Byłam w Nibylandii już od jakiegoś czasu. Spędzałam właśnie czas w obozie czytając. Piotruś ogłosił mnie pierwszą zagubioną dziewczynką z czego bardzo się cieszyłam. Był taki wspaniały. Dobry słodki i opiekuńczy. Zawsze się troszczy o każdego chlopca i mnie. Mnie kocha najbardziej. Postanowiłam zamknąć książkę którą czytałam. I tak nie mogłam się na niej wystarczająco skupić i znaleźć Piotrusia. Za długo byliśmy oddzielnie i brakowało mi go. Szłam między obozem rozglądając się za nim. Nigdzie go nie było a to dziwne bo zawsze tu siedzi. Blisko. Blisko mnie. By być orzy mnie. Hm.. Gdzie on może być? Pomyślałam i zaczęła się rozglądać dalej. Podeszłam do Felixa który właśnie ostrzył nóż.
- Felix.- spytałam.- gdzie Piotruś?
- Mówił że idzie gdzieś coś załatwić. A co?- spytał ciekawy.
- Nic ale chcę być z nim. Wiesz gdzie jest?- powtórzyłam pytanie licząc że mi odpowie.

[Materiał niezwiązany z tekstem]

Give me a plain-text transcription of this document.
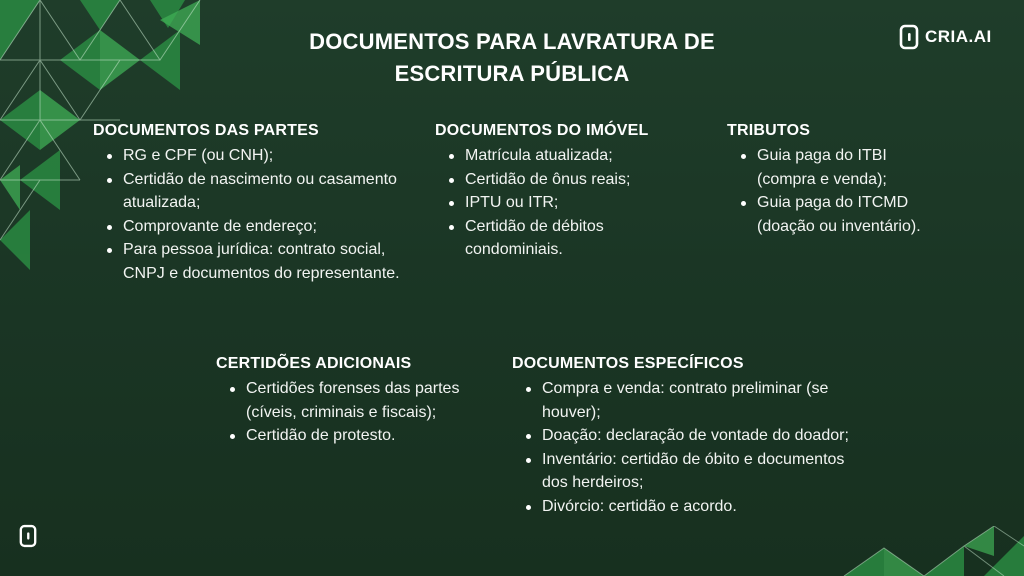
DOCUMENTOS PARA LAVRATURA DE
ESCRITURA PÚBLICA
CRIA.AI
DOCUMENTOS DAS PARTES
RG e CPF (ou CNH);
Certidão de nascimento ou casamento atualizada;
Comprovante de endereço;
Para pessoa jurídica: contrato social, CNPJ e documentos do representante.
DOCUMENTOS DO IMÓVEL
Matrícula atualizada;
Certidão de ônus reais;
IPTU ou ITR;
Certidão de débitos condominiais.
TRIBUTOS
Guia paga do ITBI (compra e venda);
Guia paga do ITCMD (doação ou inventário).
CERTIDÕES ADICIONAIS
Certidões forenses das partes (cíveis, criminais e fiscais);
Certidão de protesto.
DOCUMENTOS ESPECÍFICOS
Compra e venda: contrato preliminar (se houver);
Doação: declaração de vontade do doador;
Inventário: certidão de óbito e documentos dos herdeiros;
Divórcio: certidão e acordo.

- Tak. Jest kilka kroków za obozem. Skręć w prawo za drzewo tam go znajdziesz.- odpowiedział a ja posłałam mu uśmiech.
- Dzięki!- odpowiedziałam i poszłam we wskazane miejsce. Tak jak Felix mówił znalazłam Piotrusia ale nie był sam rozmawiał z kimś. Stał odwrócony do mnie plecami.
- Jeśli jeszcze raz mi się sprzeciwisz pożałujesz.- syknął takim zimnym tonem od którego przeszły mnie ciarki. Złapał chłopca za koszulę.- słyszysz? To się ma nie powtórzyć a jeśli..nie dokończył bo mu przerwałam.
- Piotruś..- odwrócił się ze strachem na dźwięk mojego głosu.
- Magda..- zaniemówił patrząc na mnie.- co tu robisz?- wykrztusił z trudem.
- Ja przyszłam nie dawno.- odezwałam się prubując zrozumieć sytuację. Pierwszy raz byłam świadkiem czegoś takiego i nie wiedziałam jak zaregować.